Segundo a diretora executiva da Coordenação da Mulher, Mónica Novillo, são batalhas árduas no campo da luta social que agora começam a dar frutos. “As lutas das mulheres por participar nos espaços de decisão ou representação política dão conta de um processo histórico progressivo de conquistas, e essa é a história do movimento feminino na Bolívia”, disse.
Novillo recordou que a luta apontou primeiro para o reconhecimento de sua cidadania, logo para o acesso ao voto. “Também para participar nos processos eleitorais, não somente como eleitoras, mas como candidatas; para assegurar condições ao pleno exercício de sua cidadania e aceder ao poder político. Inicialmente, através das leis de cotas e, finalmente, as medidas de paridade que foram incluídas na Constituição e nas últimas reformas eleitorais”, frisou.
Igualdade de condições
A Constituição estabelece a participação equitativa em igualdade de condições na formação, o exercício e o controle do poder político (art. 26), garantindo igual participação de mulheres e homens na eleição da Assembleia Legislativa Plurinacional (art. 147). Além disso, determina que a eleição interna das candidaturas dos partidos políticos seja regulada pelo Órgão Eleitoral Plurinacional, que deve garantir igual participação de mulheres e homens (art. 210). No artigo não se menciona esta obrigação no caso das candidaturas dos povos indígenas; e se assinala que a eleição de seus representantes se fará de acordo com suas próprias formas (art. 211).
Constituição e lei eleitoral
Moradora do bairro de Callapa, em La Paz, a jovem Nadia Rosse acredita que “a Constituição e a nova lei eleitoral se somam, sendo uma contribuição fundamental para reprimir os abusos e a violência e dar igualdade a todos e todas, ao nos identificar como pessoas e não como animais”.

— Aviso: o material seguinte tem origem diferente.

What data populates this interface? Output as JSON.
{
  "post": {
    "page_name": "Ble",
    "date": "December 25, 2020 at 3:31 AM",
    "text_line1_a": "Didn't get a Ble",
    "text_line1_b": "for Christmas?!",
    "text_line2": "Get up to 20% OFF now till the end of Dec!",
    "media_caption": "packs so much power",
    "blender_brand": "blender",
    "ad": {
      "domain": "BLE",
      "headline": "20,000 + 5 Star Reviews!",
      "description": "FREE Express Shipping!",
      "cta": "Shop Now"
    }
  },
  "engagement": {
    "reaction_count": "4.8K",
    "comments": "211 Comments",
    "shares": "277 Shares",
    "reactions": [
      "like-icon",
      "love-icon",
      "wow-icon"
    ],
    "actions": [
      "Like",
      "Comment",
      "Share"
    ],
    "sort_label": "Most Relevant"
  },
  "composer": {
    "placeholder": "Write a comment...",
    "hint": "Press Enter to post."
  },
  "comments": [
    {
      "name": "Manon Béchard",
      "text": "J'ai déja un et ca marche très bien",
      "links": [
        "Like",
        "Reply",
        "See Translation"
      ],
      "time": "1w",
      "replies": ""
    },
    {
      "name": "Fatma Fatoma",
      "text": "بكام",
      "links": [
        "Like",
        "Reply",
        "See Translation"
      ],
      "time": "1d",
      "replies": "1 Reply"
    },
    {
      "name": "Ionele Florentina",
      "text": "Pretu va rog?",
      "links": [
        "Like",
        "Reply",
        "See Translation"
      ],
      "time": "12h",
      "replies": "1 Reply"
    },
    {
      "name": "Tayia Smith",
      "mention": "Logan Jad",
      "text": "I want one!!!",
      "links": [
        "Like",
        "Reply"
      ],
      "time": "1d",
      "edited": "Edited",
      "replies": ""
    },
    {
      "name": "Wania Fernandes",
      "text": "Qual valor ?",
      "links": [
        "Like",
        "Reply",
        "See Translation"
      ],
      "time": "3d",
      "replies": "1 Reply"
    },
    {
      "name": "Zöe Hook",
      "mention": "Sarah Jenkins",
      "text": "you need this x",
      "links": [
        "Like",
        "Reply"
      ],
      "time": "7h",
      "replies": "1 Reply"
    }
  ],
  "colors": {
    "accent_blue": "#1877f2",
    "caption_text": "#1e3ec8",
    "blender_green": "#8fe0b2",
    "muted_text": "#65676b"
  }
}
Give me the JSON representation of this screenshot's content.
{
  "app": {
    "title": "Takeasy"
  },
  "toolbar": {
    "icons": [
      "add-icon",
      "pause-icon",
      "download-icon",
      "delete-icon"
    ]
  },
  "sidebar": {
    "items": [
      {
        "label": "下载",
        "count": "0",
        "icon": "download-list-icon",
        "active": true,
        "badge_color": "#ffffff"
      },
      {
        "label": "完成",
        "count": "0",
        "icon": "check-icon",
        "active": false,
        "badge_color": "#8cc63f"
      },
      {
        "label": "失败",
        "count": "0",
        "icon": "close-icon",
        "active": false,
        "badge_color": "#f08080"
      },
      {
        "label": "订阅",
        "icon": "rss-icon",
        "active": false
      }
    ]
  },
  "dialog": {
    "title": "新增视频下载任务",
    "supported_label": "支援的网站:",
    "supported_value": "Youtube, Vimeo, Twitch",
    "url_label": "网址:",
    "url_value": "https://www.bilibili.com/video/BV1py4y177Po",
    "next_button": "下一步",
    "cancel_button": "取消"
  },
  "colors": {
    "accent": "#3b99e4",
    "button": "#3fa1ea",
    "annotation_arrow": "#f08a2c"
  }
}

De acordo com o pesquisador e cientista social Porfirio Cochi, “ao se consolidarem com a promulgação da Constituição, em que se incorporam os princípios de igualdade de oportunidades, equidade social e de gênero na participação, as conquistas colocam a luta em outro patamar”. “Estes mesmos princípios são replicados nas leis de desenvolvimento como a do órgão eleitoral, a do regime eleitoral e das organizações políticas. Avanços na representação política na Assembleia Legislativa Plurinacional, nas assembleias departamentais e municipais que estão mostrando resultados e rompendo com os velhos modelos coloniais que excluíam as mulheres em razão de classe, etnia e gênero”, acrescentou Porfirio.
Na batalha por uma nova sociedade, os departamentos (estados) de La Paz e Beni são os que contam com maior representação feminina no Senado (três dos quatro), enquanto os demais departamentos têm uma representação paritária de dois homens e duas mulheres.
Vale registrar que ao longo de toda campanha eleitoral, que acompanhei por duas semanas, pude ver em destaque o rosto de Bartolina Sisa. Seja nos palanques ou em faixas, Bartolina e Túpac se encontravam sempre presentes e em destaque. Da mesma forma, vi a bandeira da libertação da Pátria tremulando lado a lado com a dos direitos das mulheres e pautas tão dolorosas e atuais como a do combate ao assédio e da violência sexual.
Que o colorido festivo que toma conta das ruas da Bolívia aponte para a construção de um Estado de “Bem-viver”, numa sociedade de mulheres e homens livres.